— Les voici.
L’intendant griffonna quelques mots sur un papier qu’il remit à la duchesse.
— Vous êtes payée, dit-il.
— Le trait est beau, monsieur Colbert, et je vais vous en récompenser.
En disant ces mots, elle se mit à rire.
Le rire de Mme de Chevreuse était un murmure sinistre; tout homme qui sent la jeunesse, la foi, l’amour, la vie battre en son cœur, préfère des pleurs à ce rire lamentable.

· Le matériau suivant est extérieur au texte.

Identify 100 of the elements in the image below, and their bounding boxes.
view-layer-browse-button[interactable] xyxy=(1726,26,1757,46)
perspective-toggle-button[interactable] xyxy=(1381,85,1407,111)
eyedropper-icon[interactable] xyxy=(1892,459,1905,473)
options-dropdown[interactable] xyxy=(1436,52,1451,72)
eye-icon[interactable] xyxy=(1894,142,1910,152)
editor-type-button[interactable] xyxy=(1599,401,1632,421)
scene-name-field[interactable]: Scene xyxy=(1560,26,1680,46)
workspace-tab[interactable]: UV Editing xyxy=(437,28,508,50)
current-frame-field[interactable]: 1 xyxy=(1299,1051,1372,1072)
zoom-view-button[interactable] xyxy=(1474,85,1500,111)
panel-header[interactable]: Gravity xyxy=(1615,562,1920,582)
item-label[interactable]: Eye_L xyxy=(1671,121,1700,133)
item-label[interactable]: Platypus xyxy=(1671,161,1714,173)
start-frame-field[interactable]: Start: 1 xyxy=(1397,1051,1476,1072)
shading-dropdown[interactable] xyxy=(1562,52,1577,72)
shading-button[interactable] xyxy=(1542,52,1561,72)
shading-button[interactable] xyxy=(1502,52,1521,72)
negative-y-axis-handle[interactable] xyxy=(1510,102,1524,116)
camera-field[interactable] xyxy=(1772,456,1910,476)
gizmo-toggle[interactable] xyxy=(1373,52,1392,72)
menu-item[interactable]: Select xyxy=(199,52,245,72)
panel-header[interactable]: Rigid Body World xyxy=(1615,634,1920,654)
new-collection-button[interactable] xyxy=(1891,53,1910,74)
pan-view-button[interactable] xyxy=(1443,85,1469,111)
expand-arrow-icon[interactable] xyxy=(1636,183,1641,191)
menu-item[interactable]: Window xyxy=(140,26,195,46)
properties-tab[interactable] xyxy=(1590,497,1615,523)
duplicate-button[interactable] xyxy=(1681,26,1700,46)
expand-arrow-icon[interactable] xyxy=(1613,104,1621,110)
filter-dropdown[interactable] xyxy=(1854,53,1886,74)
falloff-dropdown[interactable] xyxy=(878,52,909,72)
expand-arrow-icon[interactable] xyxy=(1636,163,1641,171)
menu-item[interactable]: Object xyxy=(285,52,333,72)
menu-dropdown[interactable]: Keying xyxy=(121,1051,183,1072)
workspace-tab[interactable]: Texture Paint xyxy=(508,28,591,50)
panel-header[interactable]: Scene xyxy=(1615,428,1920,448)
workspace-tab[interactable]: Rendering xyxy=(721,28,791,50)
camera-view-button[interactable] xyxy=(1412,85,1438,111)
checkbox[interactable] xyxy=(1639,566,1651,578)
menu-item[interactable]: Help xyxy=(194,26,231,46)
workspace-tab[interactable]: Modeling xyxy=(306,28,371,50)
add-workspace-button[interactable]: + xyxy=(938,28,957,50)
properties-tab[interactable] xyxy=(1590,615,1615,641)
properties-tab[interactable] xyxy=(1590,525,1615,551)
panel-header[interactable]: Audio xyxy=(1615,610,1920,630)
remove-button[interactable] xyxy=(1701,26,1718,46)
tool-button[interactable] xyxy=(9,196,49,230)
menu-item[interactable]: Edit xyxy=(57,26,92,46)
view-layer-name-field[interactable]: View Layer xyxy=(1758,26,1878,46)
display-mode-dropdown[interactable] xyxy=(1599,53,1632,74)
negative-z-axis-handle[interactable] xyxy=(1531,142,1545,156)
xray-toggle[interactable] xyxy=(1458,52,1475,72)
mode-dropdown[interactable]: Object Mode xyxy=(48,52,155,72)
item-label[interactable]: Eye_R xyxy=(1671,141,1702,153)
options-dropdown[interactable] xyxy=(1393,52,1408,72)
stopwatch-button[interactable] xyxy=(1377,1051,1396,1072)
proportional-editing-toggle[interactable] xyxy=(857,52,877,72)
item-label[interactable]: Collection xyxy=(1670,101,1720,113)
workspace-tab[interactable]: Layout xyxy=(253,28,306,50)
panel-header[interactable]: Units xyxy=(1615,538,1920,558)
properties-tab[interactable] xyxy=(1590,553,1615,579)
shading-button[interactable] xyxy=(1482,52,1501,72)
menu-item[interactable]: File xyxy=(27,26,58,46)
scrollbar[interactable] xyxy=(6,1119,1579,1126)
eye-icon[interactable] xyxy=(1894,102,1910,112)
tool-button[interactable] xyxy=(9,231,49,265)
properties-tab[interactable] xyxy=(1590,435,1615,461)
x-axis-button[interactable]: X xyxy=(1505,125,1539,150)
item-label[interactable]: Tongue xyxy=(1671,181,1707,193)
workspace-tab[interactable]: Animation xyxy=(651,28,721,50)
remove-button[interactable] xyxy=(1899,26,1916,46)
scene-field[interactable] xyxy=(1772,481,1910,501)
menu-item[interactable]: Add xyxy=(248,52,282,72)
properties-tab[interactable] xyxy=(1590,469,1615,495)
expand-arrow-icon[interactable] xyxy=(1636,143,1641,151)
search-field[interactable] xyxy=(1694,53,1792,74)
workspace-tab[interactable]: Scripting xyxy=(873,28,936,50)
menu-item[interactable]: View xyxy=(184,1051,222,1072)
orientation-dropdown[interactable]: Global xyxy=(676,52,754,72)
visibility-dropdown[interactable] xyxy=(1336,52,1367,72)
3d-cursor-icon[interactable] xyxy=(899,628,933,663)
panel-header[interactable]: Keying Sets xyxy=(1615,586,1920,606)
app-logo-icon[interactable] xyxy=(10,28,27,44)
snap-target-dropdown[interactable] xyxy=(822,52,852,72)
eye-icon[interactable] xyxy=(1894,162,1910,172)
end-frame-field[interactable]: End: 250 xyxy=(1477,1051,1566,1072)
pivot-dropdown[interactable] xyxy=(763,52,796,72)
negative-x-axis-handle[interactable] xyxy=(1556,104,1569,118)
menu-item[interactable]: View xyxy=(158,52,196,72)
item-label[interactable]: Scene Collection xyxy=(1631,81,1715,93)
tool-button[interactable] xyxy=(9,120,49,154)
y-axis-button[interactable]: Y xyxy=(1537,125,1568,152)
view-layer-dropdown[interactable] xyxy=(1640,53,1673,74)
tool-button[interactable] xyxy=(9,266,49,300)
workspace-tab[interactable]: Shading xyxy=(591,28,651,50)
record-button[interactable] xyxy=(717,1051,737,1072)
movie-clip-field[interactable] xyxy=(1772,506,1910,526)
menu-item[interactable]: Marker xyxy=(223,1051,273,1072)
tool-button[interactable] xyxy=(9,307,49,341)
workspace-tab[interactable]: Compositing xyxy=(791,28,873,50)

La duchesse ouvrit le haut de son justaucorps et tira de son sein rougi une petite liasse de papiers noués d’un ruban couleur feu. Les agrafes avaient cédé sous la pression brutale de ses mains nerveuses. La peau, éraillée par l’extraction et le frottement des papiers, apparaissait sans pudeur aux yeux de l’intendant, fort intrigué de ces préliminaires étranges. La duchesse riait toujours.
— Voilà, dit-elle, les véritables lettres de M. de Mazarin. Vous les avez, et, de plus, la duchesse de Chevreuse s’est déshabillée devant vous, comme si vous eussiez été... Je ne veux pas vous dire des noms qui vous donneraient de l’orgueil ou de la jalousie. Maintenant, monsieur Colbert, fit-elle en agrafant et en nouant avec rapidité le corps de sa robe, votre bonne fortune est finie; accompagnez-moi chez la reine.
— Non pas, madame: si vous alliez encourir de nouveau la disgrâce de Sa Majesté, et que l’on sût au Palais-Royal que j’ai été votre introducteur, la reine ne me le pardonnerait de sa vie. Non. J’ai des gens dévoués au palais, ceux-là vous feront entrer sans me compromettre.
— Comme il vous plaira, pourvu que j’entre.